Hommage à John Dickson Carr, décédé le 27 février 1977.

John Dickson CARR : Capitaine Coupe-Gorge

Août 1805. Dans les camps de Wimereux, d'Outreaux, du Portel, c'est l'effervescence.

Deux-cent-quarante mille hommes attendent avec impatience l'ordre de l'Empereur d'embarquer et d'envahir l'Angleterre. L'inaction leur pèse. C'est peut-être pour cela qu'un petit plaisantin tue la nuit des sentinelles, signant son forfait au moyen d'une carte épinglée sur les cadavres : Capitaine Coupe-Gorge.

Ce ne peut être que l'œuvre d'un espion anglais infiltré afin de démoraliser les troupes inactives, de semer la panique et la terreur. D'autant plus que tous les jours un navire anglais, la Méduse, vient narguer les soldats agglutinés sur les quais qui n'attendent qu'un mot d'ordre pour embarquer vers la perfide Albion.

Mais on ne tue pas les valeureux soldats de la Grande Armée comme ça, impunément.

Fouché, le ministre de la police, va remettre de l'ordre là-dedans et à malin, malin et demi. Il s'octroie les services d'un espion britannique pour contrecarrer les méfaits du premier.

 

Dans ce roman de John Dickson Carr, écrit en 1955, pas de mystère ou de crime en chambre close. D'ailleurs est-ce vraiment un roman policier dans un contexte historique, ou un roman historique avec un prétexte policier ?

En effet ce roman ne présente aucun des thèmes auxquels John Dickson Carr nous avait habitué : un doigt de fantastique et d'irréel allié à l'énigme pure.

Tout juste un semblant de mystification dans l'accomplissement des crimes envers les sentinelles, au vu et au sus de tous, mais une explication est rapidement fournie, vite fait comme ça en passant.

Ce roman ressemble plus à une récréation et en le lisant j'ai constamment eu à l'esprit les aventures du Mouron Rouge de la Baronne Orczy qui mettent en scène un gentilhomme anglais pendant les années révolutionnaires. Mais une autre figure s'est également imposée à moi, celle du Brigadier Gérard de Sir Arthur Conan Doyle.

Ce qui ne veut pas dire que ce roman est inintéressant ou parodique. Au contraire. C'est un peu le mariage du roman policier et celui de cape et d'épées, trop malheureusement délaissé et dont l'exploitation n'a pas exploré toutes les possibilités.

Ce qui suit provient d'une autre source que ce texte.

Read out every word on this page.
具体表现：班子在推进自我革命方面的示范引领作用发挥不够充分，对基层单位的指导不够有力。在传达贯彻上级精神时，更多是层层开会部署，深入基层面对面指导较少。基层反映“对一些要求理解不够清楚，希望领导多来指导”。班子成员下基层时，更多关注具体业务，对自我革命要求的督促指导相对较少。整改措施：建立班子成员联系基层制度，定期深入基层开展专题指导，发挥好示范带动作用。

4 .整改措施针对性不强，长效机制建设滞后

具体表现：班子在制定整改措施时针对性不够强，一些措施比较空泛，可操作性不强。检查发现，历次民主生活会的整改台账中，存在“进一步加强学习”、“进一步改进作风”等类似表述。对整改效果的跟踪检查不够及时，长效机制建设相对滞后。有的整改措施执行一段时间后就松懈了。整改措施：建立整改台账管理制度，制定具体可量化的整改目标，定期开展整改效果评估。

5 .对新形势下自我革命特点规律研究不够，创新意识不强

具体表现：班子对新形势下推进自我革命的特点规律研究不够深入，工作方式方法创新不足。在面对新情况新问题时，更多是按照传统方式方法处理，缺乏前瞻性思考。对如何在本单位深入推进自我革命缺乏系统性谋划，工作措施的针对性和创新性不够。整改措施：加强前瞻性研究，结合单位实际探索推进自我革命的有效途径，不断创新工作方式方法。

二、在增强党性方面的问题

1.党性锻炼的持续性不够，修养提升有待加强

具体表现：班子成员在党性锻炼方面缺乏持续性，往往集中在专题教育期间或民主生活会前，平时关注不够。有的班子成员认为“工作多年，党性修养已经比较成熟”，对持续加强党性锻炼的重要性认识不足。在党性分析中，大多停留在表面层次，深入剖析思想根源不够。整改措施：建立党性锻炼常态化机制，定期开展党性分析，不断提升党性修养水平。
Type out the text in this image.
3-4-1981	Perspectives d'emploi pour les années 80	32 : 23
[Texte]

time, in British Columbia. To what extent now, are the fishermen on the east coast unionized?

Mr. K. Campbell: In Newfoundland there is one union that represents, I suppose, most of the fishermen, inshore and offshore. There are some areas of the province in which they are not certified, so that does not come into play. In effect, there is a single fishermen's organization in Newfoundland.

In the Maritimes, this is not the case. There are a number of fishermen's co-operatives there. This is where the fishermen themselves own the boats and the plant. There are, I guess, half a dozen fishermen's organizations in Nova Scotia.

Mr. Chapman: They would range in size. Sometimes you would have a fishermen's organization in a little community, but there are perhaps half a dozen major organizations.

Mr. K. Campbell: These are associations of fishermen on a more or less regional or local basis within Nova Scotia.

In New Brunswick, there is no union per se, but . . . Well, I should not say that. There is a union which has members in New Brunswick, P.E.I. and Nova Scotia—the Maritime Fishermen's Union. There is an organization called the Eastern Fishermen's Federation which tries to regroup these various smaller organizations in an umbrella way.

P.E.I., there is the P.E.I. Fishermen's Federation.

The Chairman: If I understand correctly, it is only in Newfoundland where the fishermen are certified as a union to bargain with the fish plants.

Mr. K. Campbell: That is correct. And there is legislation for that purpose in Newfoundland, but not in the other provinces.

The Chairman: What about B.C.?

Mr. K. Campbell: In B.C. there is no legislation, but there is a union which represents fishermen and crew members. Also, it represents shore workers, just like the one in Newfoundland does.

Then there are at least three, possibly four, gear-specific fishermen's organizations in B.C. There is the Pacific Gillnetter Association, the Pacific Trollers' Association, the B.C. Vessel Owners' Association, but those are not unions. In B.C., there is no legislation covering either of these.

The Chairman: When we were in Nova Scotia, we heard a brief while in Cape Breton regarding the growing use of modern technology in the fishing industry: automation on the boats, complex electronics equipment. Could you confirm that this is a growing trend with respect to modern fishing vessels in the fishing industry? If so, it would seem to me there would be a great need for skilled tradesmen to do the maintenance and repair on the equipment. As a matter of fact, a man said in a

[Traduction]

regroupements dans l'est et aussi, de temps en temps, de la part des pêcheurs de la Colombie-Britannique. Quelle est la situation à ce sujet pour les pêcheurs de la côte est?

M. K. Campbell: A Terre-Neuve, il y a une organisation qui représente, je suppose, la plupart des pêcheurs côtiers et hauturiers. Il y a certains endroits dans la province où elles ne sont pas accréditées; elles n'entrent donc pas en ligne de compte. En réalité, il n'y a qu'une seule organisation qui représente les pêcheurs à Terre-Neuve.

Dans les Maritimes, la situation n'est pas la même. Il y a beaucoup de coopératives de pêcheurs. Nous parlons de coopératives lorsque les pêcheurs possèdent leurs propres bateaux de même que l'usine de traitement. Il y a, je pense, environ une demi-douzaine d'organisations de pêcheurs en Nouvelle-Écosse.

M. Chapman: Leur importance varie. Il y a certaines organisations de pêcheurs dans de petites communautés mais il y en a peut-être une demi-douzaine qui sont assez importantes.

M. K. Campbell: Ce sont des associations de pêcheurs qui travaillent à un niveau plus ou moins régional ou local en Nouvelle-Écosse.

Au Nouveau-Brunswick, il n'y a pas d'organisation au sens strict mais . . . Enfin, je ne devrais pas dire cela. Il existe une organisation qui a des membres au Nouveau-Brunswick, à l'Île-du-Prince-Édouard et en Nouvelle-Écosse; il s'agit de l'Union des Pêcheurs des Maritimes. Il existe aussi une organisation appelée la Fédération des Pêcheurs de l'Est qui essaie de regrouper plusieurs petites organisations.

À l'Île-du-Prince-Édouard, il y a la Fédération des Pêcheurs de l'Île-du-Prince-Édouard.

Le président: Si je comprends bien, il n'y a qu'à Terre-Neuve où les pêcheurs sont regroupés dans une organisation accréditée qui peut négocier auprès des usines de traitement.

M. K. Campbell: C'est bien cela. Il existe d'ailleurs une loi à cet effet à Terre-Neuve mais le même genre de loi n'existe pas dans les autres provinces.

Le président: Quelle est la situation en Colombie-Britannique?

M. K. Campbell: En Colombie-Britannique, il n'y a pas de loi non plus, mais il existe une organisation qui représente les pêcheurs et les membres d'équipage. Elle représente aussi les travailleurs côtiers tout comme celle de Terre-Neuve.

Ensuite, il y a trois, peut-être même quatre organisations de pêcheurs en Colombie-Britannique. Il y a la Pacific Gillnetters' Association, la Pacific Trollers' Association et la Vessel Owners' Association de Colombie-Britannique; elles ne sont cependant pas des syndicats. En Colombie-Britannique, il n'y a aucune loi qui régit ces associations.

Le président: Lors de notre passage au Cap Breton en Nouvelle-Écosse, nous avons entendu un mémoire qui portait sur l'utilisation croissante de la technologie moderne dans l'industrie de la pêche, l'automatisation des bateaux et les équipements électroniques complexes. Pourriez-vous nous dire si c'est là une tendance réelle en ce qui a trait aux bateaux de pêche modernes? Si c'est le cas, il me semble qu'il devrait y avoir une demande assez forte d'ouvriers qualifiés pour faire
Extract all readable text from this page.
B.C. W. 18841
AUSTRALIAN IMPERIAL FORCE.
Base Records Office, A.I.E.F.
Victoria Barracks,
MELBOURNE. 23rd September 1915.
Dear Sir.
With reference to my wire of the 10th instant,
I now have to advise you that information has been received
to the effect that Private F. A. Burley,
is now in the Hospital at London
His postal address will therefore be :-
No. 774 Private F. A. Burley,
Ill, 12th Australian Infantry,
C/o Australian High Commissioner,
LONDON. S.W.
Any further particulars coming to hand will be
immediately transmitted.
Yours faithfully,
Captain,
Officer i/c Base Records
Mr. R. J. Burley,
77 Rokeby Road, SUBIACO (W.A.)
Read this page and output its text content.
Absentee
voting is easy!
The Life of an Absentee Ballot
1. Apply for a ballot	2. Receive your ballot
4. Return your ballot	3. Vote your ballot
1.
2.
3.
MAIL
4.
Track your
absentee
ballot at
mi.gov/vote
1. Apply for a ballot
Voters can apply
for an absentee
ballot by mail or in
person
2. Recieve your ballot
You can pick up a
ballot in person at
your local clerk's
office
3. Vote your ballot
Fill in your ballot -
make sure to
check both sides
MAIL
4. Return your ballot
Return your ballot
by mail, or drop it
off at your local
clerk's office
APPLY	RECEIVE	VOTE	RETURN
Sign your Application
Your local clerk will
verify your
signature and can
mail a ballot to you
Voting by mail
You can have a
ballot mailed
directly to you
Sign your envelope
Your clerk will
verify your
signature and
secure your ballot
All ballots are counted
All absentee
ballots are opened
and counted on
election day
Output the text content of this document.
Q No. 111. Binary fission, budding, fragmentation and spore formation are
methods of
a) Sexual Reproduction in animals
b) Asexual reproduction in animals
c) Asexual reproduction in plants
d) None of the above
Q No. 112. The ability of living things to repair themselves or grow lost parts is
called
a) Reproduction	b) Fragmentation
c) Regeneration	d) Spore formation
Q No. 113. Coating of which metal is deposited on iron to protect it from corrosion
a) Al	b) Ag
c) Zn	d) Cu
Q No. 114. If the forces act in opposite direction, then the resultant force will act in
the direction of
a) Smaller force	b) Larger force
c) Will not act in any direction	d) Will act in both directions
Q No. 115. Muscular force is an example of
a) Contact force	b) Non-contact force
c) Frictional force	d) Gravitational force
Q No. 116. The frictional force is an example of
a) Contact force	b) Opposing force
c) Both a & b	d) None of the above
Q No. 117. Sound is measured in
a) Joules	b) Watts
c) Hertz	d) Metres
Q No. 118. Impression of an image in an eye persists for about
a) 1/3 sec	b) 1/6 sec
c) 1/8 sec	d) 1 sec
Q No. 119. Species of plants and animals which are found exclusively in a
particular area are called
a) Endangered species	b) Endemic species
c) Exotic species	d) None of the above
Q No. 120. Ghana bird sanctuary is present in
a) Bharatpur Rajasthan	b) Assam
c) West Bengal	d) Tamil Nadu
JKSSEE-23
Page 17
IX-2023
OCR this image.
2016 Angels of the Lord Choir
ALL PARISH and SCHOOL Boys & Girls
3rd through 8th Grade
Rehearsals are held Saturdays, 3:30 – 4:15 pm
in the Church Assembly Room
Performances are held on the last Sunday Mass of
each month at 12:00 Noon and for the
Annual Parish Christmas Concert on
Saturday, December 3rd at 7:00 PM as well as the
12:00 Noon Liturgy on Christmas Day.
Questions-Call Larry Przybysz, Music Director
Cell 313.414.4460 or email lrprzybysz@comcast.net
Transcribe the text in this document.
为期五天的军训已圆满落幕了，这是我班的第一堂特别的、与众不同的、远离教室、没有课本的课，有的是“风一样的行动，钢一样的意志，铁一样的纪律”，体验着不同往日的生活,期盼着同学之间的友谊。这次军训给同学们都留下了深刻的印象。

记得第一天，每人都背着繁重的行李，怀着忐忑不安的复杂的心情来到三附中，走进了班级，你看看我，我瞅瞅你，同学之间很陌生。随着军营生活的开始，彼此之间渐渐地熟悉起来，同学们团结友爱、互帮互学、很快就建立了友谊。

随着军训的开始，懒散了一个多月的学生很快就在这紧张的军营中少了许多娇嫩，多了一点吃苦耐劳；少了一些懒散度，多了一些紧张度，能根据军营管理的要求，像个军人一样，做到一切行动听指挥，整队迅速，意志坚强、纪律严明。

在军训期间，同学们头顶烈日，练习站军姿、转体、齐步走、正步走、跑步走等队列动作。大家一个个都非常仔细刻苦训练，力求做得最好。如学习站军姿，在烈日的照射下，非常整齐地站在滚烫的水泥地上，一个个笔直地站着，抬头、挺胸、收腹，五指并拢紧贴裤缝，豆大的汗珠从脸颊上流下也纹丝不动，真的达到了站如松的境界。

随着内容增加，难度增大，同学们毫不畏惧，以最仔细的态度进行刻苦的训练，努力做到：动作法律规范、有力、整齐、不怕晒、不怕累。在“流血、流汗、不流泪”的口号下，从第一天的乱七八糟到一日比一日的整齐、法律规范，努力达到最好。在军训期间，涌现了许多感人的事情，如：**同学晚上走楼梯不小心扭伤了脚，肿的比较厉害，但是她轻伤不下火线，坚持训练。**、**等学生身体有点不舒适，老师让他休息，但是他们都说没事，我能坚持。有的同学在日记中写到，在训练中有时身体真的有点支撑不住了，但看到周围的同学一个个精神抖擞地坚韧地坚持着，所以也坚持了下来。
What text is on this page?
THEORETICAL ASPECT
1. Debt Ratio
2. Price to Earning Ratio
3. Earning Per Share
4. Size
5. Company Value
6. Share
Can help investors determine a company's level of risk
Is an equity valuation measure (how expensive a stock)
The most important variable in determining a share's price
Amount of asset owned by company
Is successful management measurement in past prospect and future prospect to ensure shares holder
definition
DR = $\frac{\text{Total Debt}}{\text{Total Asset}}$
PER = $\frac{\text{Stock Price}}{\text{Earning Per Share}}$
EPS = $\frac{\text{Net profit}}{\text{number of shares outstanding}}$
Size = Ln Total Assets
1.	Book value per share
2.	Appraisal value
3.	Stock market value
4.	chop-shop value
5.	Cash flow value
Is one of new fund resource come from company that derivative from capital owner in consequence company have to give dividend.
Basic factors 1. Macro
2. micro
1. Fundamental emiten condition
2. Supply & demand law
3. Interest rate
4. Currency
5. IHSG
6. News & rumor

Les romans de John Dickson Carr se lisent avec toujours sautant de plaisir par ceux qui aiment les romans de mystères teintés de fantastique, et de tarabiscotages de neurones, ou tout simplement des romans d'aventures historiques.

John Dickson CARR : Capitaine Coupe-Gorge

John Dickson CARR : Capitaine Coupe-Gorge (captain cut-troath - 1954). Le Masque Jaune 2001. Parution mars 1990. 286 pages.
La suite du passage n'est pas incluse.